Well, I’m once again on the road, this time in the Bay Area.  This is the area known as Silicon Valley (not to be confused with the time I went to Los Angeles three years ago, which is nicknamed Silicone Valley).  Anyways, I’ve been here for a few hours and I can’t help but make some observations.

Overall, the place doesn’t seem to be as nice as Seattle.  Let me describe what I mean:

  1. The infrastructure – California has a higher tax rate than Washington, but you’d never know it by the state of the roads.  Seattle’s roads are in great shape, but San Francisco’s and the surrounding areas are not.  There are a number of shady roads and narrow streets that I never saw in Seattle.
  2. The drivers – I’m from Winnipeg where a lot of drivers are jerks, but there are way more jerks in Silicon Valley than there are in Seattle.  In Seattle, people are good, courteous drivers but are timid (ie, they drive slow).  Over here, not so much.  I was driving out of the airport and had been in my car less than three minutes when I was at a red light behind another car.  The light turned green and the car in front of me didn’t go right away.  The car behind me honked at me, and it wasn’t even my fault!  I thought to myself "Buddy, stop being such a glass pole."  I mean seriously, he’ll never get back those 4 seconds from his life?

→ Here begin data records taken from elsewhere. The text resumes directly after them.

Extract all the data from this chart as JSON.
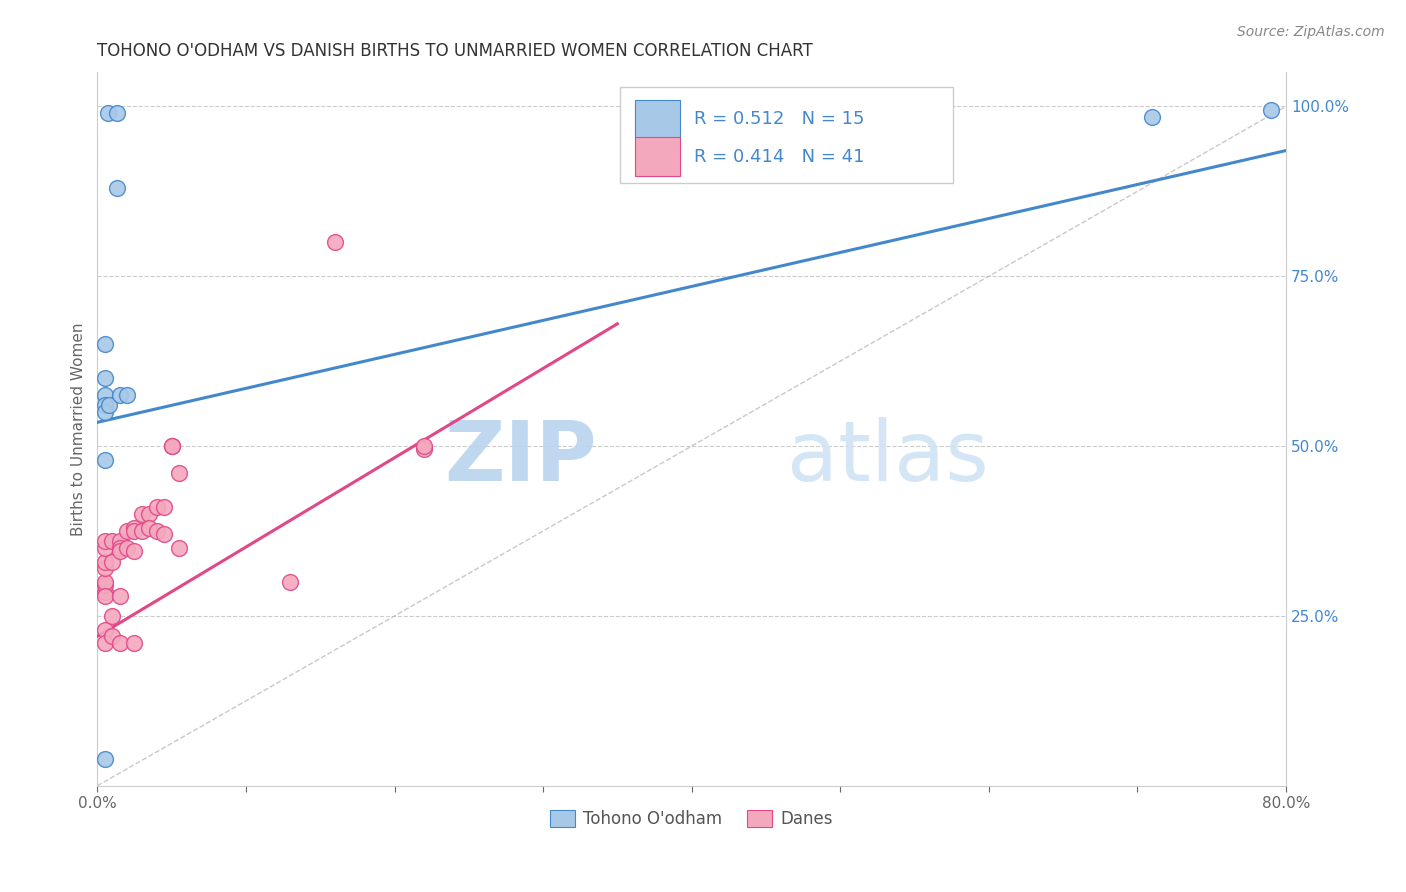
{
  "title": "TOHONO O'ODHAM VS DANISH BIRTHS TO UNMARRIED WOMEN CORRELATION CHART",
  "source": "Source: ZipAtlas.com",
  "ylabel": "Births to Unmarried Women",
  "x_min": 0.0,
  "x_max": 0.8,
  "y_min": 0.0,
  "y_max": 1.05,
  "x_ticks": [
    0.0,
    0.1,
    0.2,
    0.3,
    0.4,
    0.5,
    0.6,
    0.7,
    0.8
  ],
  "x_tick_labels": [
    "0.0%",
    "",
    "",
    "",
    "",
    "",
    "",
    "",
    "80.0%"
  ],
  "y_ticks": [
    0.25,
    0.5,
    0.75,
    1.0
  ],
  "y_tick_labels": [
    "25.0%",
    "50.0%",
    "75.0%",
    "100.0%"
  ],
  "watermark_zip": "ZIP",
  "watermark_atlas": "atlas",
  "color_blue": "#a8c8e8",
  "color_pink": "#f4a8be",
  "color_blue_line": "#4488cc",
  "color_pink_line": "#e04888",
  "color_blue_text": "#4488cc",
  "color_pink_text": "#e04888",
  "color_blue_label": "#3366bb",
  "tohono_x": [
    0.007,
    0.013,
    0.013,
    0.005,
    0.005,
    0.005,
    0.005,
    0.005,
    0.008,
    0.015,
    0.02,
    0.005,
    0.005,
    0.71,
    0.79
  ],
  "tohono_y": [
    0.99,
    0.99,
    0.88,
    0.65,
    0.6,
    0.575,
    0.56,
    0.55,
    0.56,
    0.575,
    0.575,
    0.48,
    0.04,
    0.985,
    0.995
  ],
  "danes_x": [
    0.005,
    0.005,
    0.005,
    0.005,
    0.005,
    0.005,
    0.005,
    0.005,
    0.005,
    0.005,
    0.01,
    0.01,
    0.01,
    0.01,
    0.015,
    0.015,
    0.015,
    0.015,
    0.015,
    0.02,
    0.02,
    0.025,
    0.025,
    0.025,
    0.025,
    0.03,
    0.03,
    0.035,
    0.035,
    0.04,
    0.04,
    0.045,
    0.045,
    0.05,
    0.05,
    0.055,
    0.055,
    0.13,
    0.16,
    0.22,
    0.22
  ],
  "danes_y": [
    0.285,
    0.295,
    0.3,
    0.32,
    0.33,
    0.35,
    0.36,
    0.28,
    0.23,
    0.21,
    0.36,
    0.33,
    0.25,
    0.22,
    0.36,
    0.35,
    0.345,
    0.28,
    0.21,
    0.375,
    0.35,
    0.38,
    0.375,
    0.345,
    0.21,
    0.375,
    0.4,
    0.4,
    0.38,
    0.41,
    0.375,
    0.37,
    0.41,
    0.5,
    0.5,
    0.46,
    0.35,
    0.3,
    0.8,
    0.495,
    0.5
  ],
  "blue_line_x": [
    0.0,
    0.8
  ],
  "blue_line_y": [
    0.535,
    0.935
  ],
  "pink_line_x": [
    0.0,
    0.35
  ],
  "pink_line_y": [
    0.22,
    0.68
  ],
  "diag_line_x": [
    0.0,
    0.8
  ],
  "diag_line_y": [
    0.0,
    1.0
  ],
  "background_color": "#ffffff",
  "grid_color": "#cccccc"
}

    I’ve also noticed that people don’t signal as much.  At an intersection, I was signalling to go left and the car across didn’t have his blinker on.  The light turns green and I wait for him to go straight, only to have him make a left turn as well.  That’s straight out of the Winnipeg driver’s hand book.

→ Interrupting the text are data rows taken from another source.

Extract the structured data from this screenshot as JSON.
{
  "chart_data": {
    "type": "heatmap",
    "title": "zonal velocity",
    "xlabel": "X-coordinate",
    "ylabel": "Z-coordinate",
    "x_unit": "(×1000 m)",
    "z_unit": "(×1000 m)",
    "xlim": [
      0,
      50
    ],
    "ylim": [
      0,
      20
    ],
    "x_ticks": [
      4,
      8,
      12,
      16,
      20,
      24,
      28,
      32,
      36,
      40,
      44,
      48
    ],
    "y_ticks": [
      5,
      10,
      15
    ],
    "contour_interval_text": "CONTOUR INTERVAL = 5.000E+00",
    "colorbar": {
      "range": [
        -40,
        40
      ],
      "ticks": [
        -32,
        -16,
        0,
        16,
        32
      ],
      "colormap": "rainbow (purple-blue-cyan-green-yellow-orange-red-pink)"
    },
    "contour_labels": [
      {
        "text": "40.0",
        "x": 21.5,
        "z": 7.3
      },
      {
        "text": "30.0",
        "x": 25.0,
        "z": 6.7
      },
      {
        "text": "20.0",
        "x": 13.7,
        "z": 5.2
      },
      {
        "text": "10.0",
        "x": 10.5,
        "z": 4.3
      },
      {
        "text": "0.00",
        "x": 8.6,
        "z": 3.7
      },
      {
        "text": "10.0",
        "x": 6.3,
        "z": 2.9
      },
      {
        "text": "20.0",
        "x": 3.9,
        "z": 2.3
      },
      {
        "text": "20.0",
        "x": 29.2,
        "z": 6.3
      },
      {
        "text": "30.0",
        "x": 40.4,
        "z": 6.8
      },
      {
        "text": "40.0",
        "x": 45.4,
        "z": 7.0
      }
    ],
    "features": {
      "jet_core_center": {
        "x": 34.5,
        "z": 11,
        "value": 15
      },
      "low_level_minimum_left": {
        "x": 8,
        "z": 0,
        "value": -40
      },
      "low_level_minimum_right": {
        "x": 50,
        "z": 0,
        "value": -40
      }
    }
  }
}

  3. The scenery – I definitely noticed this in Los Angeles and the Bay Area is no different: there’s lots of dead grass everywhere.  Seattle is much greener.

Now, I know I’ve only been here less than a day and I haven’t seen everything and I plan to keep an open mind.  My point is that for an area of the country that pretends to be really socially conscious, they don’t seem to get that much for it.  That perhaps sets up my other point: socialism is bad for you.